At 2019-02-25 14:18:11.9345019 the Functions host recycled your process because your activity function exceeded the 5 minute timeout.
At 2019-02-25 14:22:58.3026359 the durable task framework picked up the message again and started running your activity function again. This time it completed very quickly. The time between the process recycle and the next attempt at completing this activity function can be explained as the 5 minute visibility timeout of the internal queue message.

My takeaway here is that your activity function somehow got into a hung state and therefore exceeded the 5-minute timeout. I can’t explain why it hung because that seems to be somewhere in your application logic.

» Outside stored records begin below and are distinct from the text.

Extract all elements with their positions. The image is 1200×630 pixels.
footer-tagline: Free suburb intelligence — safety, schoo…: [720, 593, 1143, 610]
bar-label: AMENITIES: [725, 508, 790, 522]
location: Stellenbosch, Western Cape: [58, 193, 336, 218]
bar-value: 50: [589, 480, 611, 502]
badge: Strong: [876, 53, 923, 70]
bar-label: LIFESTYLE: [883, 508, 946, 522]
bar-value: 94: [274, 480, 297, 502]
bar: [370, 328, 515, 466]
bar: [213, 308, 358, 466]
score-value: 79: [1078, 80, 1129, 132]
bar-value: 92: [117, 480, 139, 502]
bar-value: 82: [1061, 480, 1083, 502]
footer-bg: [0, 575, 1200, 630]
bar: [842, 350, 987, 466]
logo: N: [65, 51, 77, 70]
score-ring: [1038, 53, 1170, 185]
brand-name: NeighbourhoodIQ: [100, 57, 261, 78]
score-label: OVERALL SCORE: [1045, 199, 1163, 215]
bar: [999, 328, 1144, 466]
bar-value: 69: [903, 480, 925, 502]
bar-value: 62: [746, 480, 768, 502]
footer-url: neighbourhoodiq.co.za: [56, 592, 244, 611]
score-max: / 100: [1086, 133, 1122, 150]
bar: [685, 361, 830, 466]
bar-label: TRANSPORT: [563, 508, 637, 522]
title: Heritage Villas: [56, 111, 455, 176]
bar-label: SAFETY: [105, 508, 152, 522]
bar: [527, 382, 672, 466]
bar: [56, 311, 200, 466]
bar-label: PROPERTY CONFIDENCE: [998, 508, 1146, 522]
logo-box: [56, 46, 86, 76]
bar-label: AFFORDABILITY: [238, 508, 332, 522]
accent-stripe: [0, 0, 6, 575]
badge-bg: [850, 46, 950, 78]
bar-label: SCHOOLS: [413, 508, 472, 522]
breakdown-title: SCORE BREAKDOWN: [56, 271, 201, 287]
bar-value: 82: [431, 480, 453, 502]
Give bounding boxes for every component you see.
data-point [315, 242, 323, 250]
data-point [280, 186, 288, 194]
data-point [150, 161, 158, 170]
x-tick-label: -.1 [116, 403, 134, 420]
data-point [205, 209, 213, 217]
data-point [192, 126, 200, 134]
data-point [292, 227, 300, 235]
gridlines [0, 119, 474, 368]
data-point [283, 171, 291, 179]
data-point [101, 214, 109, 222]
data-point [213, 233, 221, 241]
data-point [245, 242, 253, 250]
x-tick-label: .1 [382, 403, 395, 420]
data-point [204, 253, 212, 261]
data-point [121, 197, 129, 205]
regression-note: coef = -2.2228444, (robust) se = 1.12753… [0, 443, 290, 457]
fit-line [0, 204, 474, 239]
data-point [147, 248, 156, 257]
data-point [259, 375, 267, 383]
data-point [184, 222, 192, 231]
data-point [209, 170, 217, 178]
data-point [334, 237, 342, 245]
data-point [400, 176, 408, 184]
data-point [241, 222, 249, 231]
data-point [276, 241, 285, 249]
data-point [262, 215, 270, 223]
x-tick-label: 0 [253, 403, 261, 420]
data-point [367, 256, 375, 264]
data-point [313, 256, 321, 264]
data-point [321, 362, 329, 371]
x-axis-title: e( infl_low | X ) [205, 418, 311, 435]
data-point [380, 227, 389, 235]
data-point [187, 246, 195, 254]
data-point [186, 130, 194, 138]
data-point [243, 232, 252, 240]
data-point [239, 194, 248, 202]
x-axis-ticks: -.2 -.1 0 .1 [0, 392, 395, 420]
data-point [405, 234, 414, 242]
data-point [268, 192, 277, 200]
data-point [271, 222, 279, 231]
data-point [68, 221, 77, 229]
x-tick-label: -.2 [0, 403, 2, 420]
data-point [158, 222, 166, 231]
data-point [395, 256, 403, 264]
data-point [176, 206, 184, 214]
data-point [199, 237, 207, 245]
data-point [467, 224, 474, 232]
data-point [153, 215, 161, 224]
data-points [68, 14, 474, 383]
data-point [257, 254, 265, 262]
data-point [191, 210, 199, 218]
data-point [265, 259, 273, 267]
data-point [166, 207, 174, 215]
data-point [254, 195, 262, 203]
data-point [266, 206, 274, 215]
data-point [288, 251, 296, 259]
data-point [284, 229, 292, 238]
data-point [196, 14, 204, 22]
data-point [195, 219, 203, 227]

I think the next step for you would be to figure out why your code is occasionally hanging. It could be a Redis issue, or (more likely IMO) it could be a deadlock somewhere in your code or in the SDK you’re using. In either case, you may need to get a Redis specialist involved.

Based on this analysis, I don’t think there’s actually an issue with the Durable Functions extension, so I’ll go ahead and close this issue. Do let me know if you find something that makes you think otherwise and we can re-investigate.